余晚之正准备睡了,闻声让坠云去看看。
坠云去了就回,在余晚之耳边低语了几句,余晚之脸色一变,穿上衣裳就起身出门。
马车驶在长街上,急雨嘈嘈,车夫浑身都湿透了。
约莫两刻钟的时间,马车停在了一家医馆门前。
余晚之没等坠云撑伞就下了马车往里走,边走边问:“什么时候的事?”
“也就个把时辰前。”车夫说:“小姐让我盯着他,杨顺是晚上来的,来了没一会儿就吵起来,后来里面安静了,我以为他们歇下了,正准备回来,结果就看见杨顺背着个大包袱偷偷出了门。”
“我觉得有问题,就偷偷跟了上去,谁知道杨顺到了金水河边就把大包袱扔进了河里,我听那声音不对劲,分明是重物,等他走了我跳下去捞,结果捞上来一个人。”
防备
说话间已经到了医馆后院,后院偏房的屋子里亮着灯,余晚之走进去,看见简易的床板上躺着一个人,正是刘寡妇,看胸口起伏,应当还有气。
余晚之看了车夫一眼,“川连,你做得很好,今夜你也辛苦了,先去找大夫借身衣裳换了,当心风寒。”
川连身上还是跳河捞人的那一身,人救起来就往医馆送,敲了好几家医馆才敲开了一家,人丢医馆就马不停蹄的回去报信,衣裳都没来得及换。
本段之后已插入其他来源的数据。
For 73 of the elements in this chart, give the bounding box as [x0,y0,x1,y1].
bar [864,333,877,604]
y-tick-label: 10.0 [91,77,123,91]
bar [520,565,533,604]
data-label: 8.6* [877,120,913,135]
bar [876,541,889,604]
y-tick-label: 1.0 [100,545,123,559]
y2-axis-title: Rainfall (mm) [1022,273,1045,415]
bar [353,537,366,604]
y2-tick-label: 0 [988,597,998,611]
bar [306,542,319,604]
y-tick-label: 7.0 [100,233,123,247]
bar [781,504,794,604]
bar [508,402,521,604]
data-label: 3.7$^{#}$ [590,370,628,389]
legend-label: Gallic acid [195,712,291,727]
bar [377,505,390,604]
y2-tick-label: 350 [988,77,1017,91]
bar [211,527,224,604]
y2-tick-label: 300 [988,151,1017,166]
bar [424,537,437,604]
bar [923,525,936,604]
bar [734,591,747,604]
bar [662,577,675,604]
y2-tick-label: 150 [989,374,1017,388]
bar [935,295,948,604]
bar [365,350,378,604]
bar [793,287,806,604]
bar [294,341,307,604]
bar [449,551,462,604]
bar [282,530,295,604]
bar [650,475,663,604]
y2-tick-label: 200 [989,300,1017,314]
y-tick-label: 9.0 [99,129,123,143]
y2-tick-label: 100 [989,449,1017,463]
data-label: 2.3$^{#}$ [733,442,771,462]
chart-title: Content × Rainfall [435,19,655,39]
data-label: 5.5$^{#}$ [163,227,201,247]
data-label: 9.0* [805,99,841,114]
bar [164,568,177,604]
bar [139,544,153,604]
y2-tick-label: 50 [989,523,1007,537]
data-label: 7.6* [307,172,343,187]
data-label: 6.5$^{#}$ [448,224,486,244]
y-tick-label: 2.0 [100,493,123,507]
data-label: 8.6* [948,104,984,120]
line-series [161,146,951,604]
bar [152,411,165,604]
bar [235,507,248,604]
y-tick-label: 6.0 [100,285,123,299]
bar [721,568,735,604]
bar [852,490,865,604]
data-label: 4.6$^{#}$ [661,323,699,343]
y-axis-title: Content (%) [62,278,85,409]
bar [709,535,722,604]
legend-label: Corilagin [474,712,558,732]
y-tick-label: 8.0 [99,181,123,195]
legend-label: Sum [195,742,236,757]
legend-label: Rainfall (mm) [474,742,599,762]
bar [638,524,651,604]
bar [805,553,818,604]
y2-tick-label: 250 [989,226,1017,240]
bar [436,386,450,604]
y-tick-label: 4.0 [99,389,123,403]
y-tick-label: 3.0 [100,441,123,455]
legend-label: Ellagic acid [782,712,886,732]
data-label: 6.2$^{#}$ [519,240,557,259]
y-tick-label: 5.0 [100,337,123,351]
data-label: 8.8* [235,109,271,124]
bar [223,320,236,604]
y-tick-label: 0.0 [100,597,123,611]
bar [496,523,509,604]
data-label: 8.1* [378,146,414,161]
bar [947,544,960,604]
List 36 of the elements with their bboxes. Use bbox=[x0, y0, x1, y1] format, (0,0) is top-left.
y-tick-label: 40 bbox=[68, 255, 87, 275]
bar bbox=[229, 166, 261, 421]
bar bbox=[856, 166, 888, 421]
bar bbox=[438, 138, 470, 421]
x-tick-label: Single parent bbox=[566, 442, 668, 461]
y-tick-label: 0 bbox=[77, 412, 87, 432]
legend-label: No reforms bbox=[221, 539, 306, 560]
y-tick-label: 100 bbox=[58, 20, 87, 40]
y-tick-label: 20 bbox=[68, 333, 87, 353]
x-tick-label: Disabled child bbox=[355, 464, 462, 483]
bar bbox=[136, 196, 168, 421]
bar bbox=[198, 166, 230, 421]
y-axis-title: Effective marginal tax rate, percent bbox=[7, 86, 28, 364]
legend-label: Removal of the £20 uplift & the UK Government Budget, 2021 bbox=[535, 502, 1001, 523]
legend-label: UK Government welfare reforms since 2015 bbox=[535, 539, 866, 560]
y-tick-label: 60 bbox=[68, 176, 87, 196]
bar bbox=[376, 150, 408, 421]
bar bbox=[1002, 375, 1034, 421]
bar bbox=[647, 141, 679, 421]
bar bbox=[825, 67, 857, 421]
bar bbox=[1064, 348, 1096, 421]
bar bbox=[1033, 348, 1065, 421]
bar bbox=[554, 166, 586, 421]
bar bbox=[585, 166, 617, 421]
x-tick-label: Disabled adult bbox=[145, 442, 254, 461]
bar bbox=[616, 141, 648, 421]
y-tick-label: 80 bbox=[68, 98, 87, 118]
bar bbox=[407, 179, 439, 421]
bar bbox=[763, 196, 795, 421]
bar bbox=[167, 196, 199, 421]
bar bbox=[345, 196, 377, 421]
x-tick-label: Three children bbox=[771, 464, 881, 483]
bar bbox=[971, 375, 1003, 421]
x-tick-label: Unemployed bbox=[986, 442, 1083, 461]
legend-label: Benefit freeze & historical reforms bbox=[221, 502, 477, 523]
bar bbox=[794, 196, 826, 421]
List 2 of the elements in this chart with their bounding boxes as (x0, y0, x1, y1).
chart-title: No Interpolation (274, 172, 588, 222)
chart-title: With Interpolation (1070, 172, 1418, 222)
川连笑着应了,“谢谢小姐,那我就先退下了,小姐有什么事喊我一声就是。”
余晚之垂眸看着床板上的人,发白的脸上一个巴掌印,显然是和杨顺起过争执,只是不知这争执的内容是什么,竟让杨顺起了杀心。
“大夫,她怎么样?”
大夫约莫四十来岁,生得一副老实相,说道:“落水倒是没什么大碍,但致命伤在脑后,很是凶险,能不能醒过来还是个问题。”
余晚之沉吟片刻,“你只管治,不必吝惜药材。”
大夫欲言又止,“这位小姐,我见她脑后的伤口形状,不是摔倒就是重击,人要是救不回来,我这医馆也担不起,不如先报官吧。”
“你怕什么。”余晚之斜他一眼,“人是我的人从金水河里捞起来的,也是我们送过来的,你充其量只是个救死扶伤的医者,救活了功德一件,救不活也牵扯不上你,大夫只管安心治,亏待不了你。”
坠云会意,往大夫手里塞了个钱袋,“这是诊金,我家小姐说治那你就好好治。”
大夫捏着沉甸甸的钱袋回话,“是是是,那就先治着,只是……她要是醒了,我又该去哪里找小姐?”
余晚之说:“这你倒不必操心,我每日会差人来看。”
余晚之不能久留,走出医馆,川连已经等在了马车旁,只是那一身衣裳还没换。
见余晚之出来,川连赶忙解释,“劳小姐挂心,小的皮糙肉厚,着不了风寒,回去再换就是。”
话音刚落,就听见街道尽头响起踩着水洼疾奔的马蹄声。
那马跑得很急,踏得水珠四溅,余晚之下意识往后避了避,看着几匹骏马踏破长夜疾驰而过,须臾间就从医馆门口奔了过去。
余晚之正准备上马车,又听马儿嘶鸣了一声,折返了回来,嗒嗒停在了她的面前。